Who's Your Arch-Enemy? - bdfh42
http://www.codinghorror.com/blog/archives/001246.html

======
patio11
I for one was ecstatic the first time someone declared me their archnemesis.
If I had a moustache, I would have twirled it.

------
jackchristopher
It's a valid approach but there's a danger in becoming attached to the
"antiness". Your defining yourself in the negative when you could just focus
on being better.

It's implicit in building an alternative that you think the current tools
aren't good. Defining yourself relative to a competitor suggests you're
worrying about them; a sign of weakness.

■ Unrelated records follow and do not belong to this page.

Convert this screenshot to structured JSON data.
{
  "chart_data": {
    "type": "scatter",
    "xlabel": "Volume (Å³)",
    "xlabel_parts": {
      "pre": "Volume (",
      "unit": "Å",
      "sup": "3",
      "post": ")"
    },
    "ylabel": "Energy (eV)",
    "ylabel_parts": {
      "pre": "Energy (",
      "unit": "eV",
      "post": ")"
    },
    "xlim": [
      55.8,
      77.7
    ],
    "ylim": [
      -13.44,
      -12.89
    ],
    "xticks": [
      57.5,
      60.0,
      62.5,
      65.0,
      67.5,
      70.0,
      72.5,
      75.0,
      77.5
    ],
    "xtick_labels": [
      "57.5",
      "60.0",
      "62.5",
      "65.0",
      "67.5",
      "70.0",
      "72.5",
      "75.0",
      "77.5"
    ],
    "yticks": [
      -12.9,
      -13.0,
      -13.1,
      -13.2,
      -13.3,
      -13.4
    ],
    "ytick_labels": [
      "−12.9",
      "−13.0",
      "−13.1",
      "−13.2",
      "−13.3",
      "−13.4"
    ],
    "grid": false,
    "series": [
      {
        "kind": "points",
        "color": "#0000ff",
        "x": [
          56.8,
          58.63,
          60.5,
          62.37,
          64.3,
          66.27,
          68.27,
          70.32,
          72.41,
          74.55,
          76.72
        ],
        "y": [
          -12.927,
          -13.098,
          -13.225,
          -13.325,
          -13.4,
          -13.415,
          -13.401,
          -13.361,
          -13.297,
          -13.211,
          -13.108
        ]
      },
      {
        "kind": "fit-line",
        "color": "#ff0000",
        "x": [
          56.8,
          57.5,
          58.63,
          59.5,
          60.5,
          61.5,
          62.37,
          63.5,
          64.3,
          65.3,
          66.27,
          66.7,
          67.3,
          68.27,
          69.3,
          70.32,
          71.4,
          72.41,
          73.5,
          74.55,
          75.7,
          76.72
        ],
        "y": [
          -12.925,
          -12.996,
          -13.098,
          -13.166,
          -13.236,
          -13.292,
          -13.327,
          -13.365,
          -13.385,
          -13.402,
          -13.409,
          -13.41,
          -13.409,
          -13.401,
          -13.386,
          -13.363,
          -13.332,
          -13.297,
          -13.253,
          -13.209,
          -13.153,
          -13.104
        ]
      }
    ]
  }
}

I try not to think in those terms,
and that shifts the goal from, "let's beat x" to "do better". It's better to
think of your "competitor" as you.

Thinking outside of terms the mentality of "competition" is definitely hard.
But I try to keep in mind that everyone is doing the best they can with what
they have; I look for the win-win.

When Garry Kasparov plays a new player, he doesn't think about winning, he
just tries to play a great game of chess.

------
biohacker42
Atwood just ensured this article will show up high in any Google search for
expert's exchange.

As much as I'm not sure if his writing is really helpful to good software
engineers, I applaud him and Joel for taking on expert's exchange.

------
jreposa
We're like BankRate.com but with actual bank rates.
<http://www.mybanktracker.com/>

------
unalone
Arch-enemies give you focus. They show you what you're _not_ trying to do (if
you're trying to be your archenemy find something new to do where you can
contribute); they give you a public face you can battle against; they give you
a reason to want to improve yourself.

If you _are_ the enemy people want to fight, spare no prisoners. The Evil
Overlord list (<http://www.eviloverlord.com/lists/overlord.html>) will help
you immensely.

------
sachinag
Yeah, we tried to ignore GameStop for such a long time, but then decided to
say "screw it" and have just gone full bore against them:
[http://blog.dawdle.com/2009/03/why-penny-arcade-is-wrong-
abo...](http://blog.dawdle.com/2009/03/why-penny-arcade-is-wrong-about-
gamestop.html)

And we're doing a little guerrilla marketing at GDC on Thursday. Should be
fun.

 _twirls mustache_ (take _that_ , patio11)

------
dinkumthinkum
More drivel posted by Atwood. News at 11. Seriously, Atwood is so passe at
this point. He doesn't post any original ideas, only posts about other posts
he has written or has seen somewhere else. It's hard to call much of his
entries "writing" as they are more just "quoting with bolding." I'd reckon if
you took all the text from his post, the ratio of non-quoted to quoted text
would be about 20% and probably about 50% of that is just paraphrasing what
was quoted.

------
berntb
Personally, my Arch Enemy is the first CD... "Black Earth" is really a
favorite. I didn't find the later stuff that exiting, even if Angela growls
like two men.

:-)

Edit: It's ok if you mod the stupid joke down. The article did deserve better.
(I couldn't resist, AE is a favorite. When tired with a deadline I don't
listen to my jazz/singer-songwriter CDs.)